My house stands on its own in a secluded valley curving upward towards a range of hills where rivers rush through rocky gorges. Below it are terraces planted with wheat and rye, oranges and olives, beans and maize. At the bottom of the valley lies a cluster of granite-built houses around a pepper-pot church: the small Spanish village that for 23 years has been my stamping ground.

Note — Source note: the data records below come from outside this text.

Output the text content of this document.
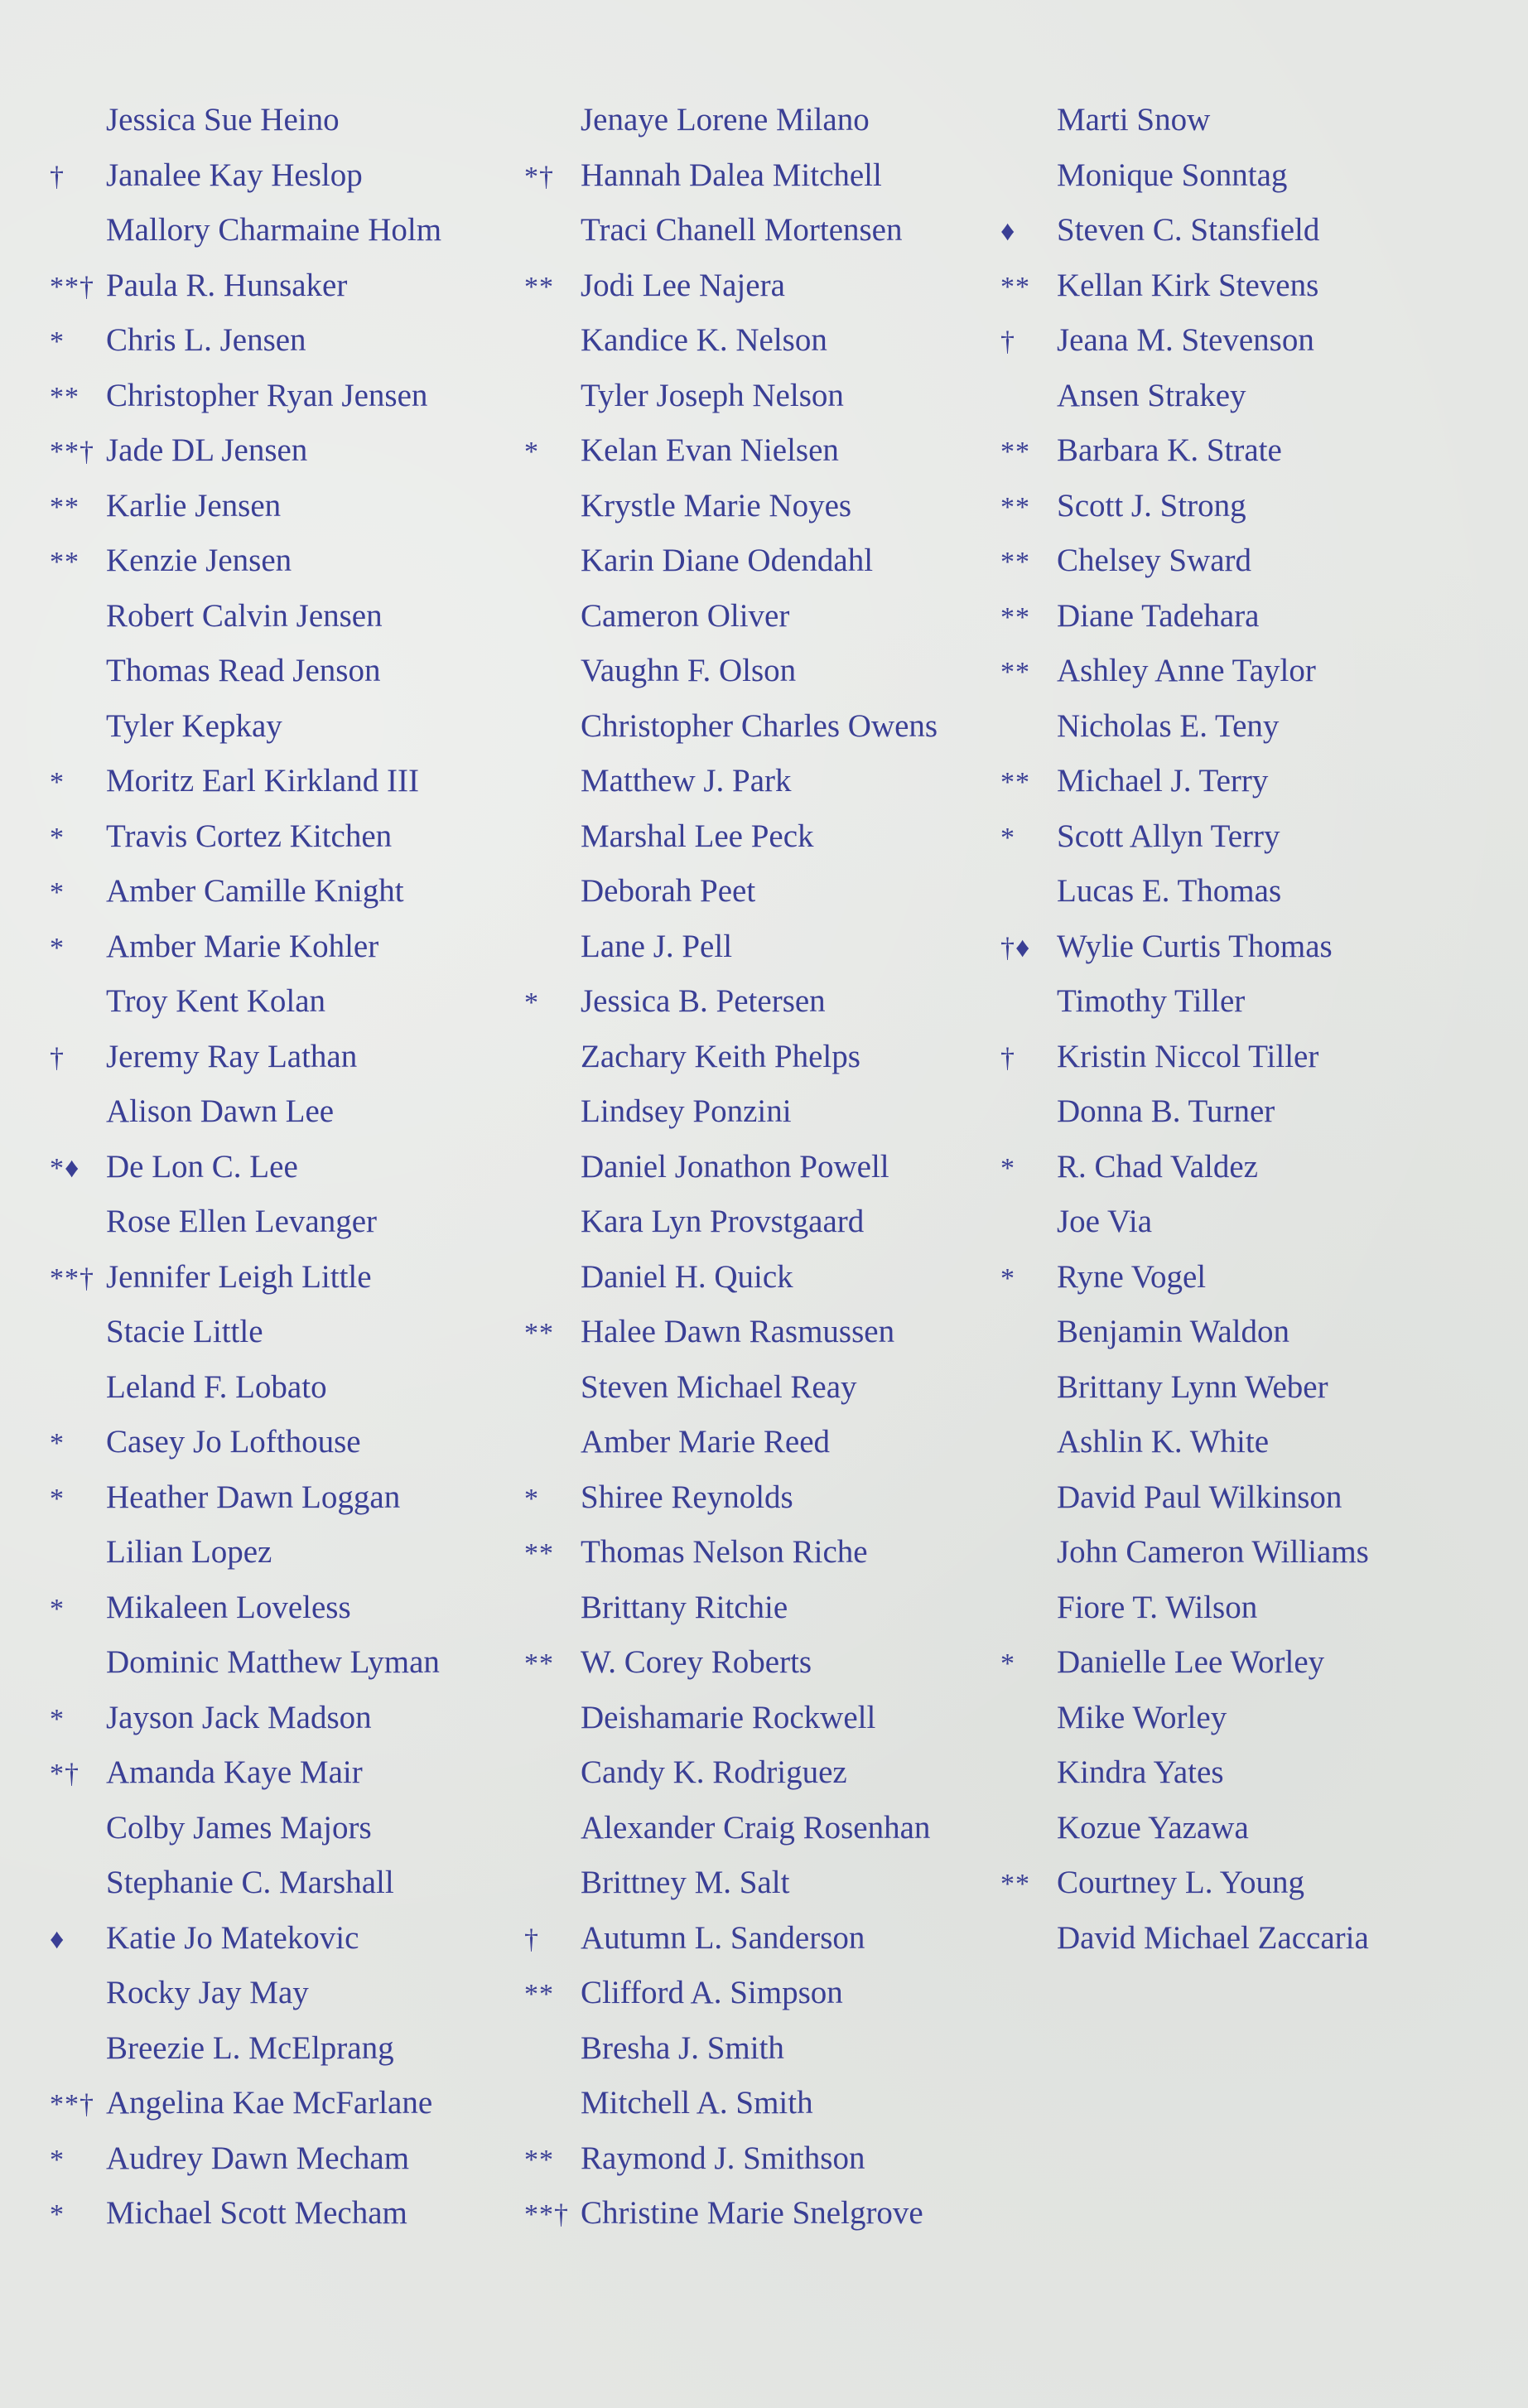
Jessica Sue Heino
†	Janalee Kay Heslop
Mallory Charmaine Holm
**† Paula R. Hunsaker
*	Chris L. Jensen
** Christopher Ryan Jensen
**† Jade DL Jensen
** Karlie Jensen
** Kenzie Jensen
Robert Calvin Jensen
Thomas Read Jenson
Tyler Kepkay
*	Moritz Earl Kirkland III
*	Travis Cortez Kitchen
*	Amber Camille Knight
*	Amber Marie Kohler
Troy Kent Kolan
†	Jeremy Ray Lathan
Alison Dawn Lee
*♦ De Lon C. Lee
Rose Ellen Levanger
**† Jennifer Leigh Little
Stacie Little
Leland F. Lobato
*	Casey Jo Lofthouse
*	Heather Dawn Loggan
Lilian Lopez
*	Mikaleen Loveless
Dominic Matthew Lyman
*	Jayson Jack Madson
*† Amanda Kaye Mair
Colby James Majors
Stephanie C. Marshall
♦	Katie Jo Matekovic
Rocky Jay May
Breezie L. McElprang
**† Angelina Kae McFarlane
*	Audrey Dawn Mecham
*	Michael Scott Mecham
Jenaye Lorene Milano
*† Hannah Dalea Mitchell
Traci Chanell Mortensen
** Jodi Lee Najera
Kandice K. Nelson
Tyler Joseph Nelson
*	Kelan Evan Nielsen
Krystle Marie Noyes
Karin Diane Odendahl
Cameron Oliver
Vaughn F. Olson
Christopher Charles Owens
Matthew J. Park
Marshal Lee Peck
Deborah Peet
Lane J. Pell
*	Jessica B. Petersen
Zachary Keith Phelps
Lindsey Ponzini
Daniel Jonathon Powell
Kara Lyn Provstgaard
Daniel H. Quick
** Halee Dawn Rasmussen
Steven Michael Reay
Amber Marie Reed
*	Shiree Reynolds
** Thomas Nelson Riche
Brittany Ritchie
** W. Corey Roberts
Deishamarie Rockwell
Candy K. Rodriguez
Alexander Craig Rosenhan
Brittney M. Salt
†	Autumn L. Sanderson
** Clifford A. Simpson
Bresha J. Smith
Mitchell A. Smith
** Raymond J. Smithson
**† Christine Marie Snelgrove
Marti Snow
Monique Sonntag
♦	Steven C. Stansfield
** Kellan Kirk Stevens
†	Jeana M. Stevenson
Ansen Strakey
** Barbara K. Strate
** Scott J. Strong
** Chelsey Sward
** Diane Tadehara
** Ashley Anne Taylor
Nicholas E. Teny
** Michael J. Terry
*	Scott Allyn Terry
Lucas E. Thomas
†♦ Wylie Curtis Thomas
Timothy Tiller
†	Kristin Niccol Tiller
Donna B. Turner
*	R. Chad Valdez
Joe Via
*	Ryne Vogel
Benjamin Waldon
Brittany Lynn Weber
Ashlin K. White
David Paul Wilkinson
John Cameron Williams
Fiore T. Wilson
*	Danielle Lee Worley
Mike Worley
Kindra Yates
Kozue Yazawa
** Courtney L. Young
David Michael Zaccaria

Most attempts to escape from the pressures of modern urban life are once-in-a-lifetime events. I have made the move in two phases, like a driver changing gear from fourth to third, and from third to a crawling second. The first downward shift was in 1989, when I quit my job, climbed into my little brown Mini and drove all the way from London to Ibiza. The Balearic island was an eccentric Mediterranean enclave back then, and for 10 years I lived with my Spanish lover in a whitewashed farmhouse, for which we paid a nominal rent, in the far north of the island. We grew vegetables, kept chickens for eggs and made a cool fresh cheese with the milk of a half-dozen goats.
As an introduction to the Good Life, it wasn’t bad — but for me it didn’t go far enough. By the millennium, Ibiza was shaping up to be a Spanish Saint-Tropez. I wanted my back-to-the-land fantasy to unfold in a place more genuinely rural, and with wider horizons, than this bonkers holiday island. Clearly it was time to move on. But where would we go?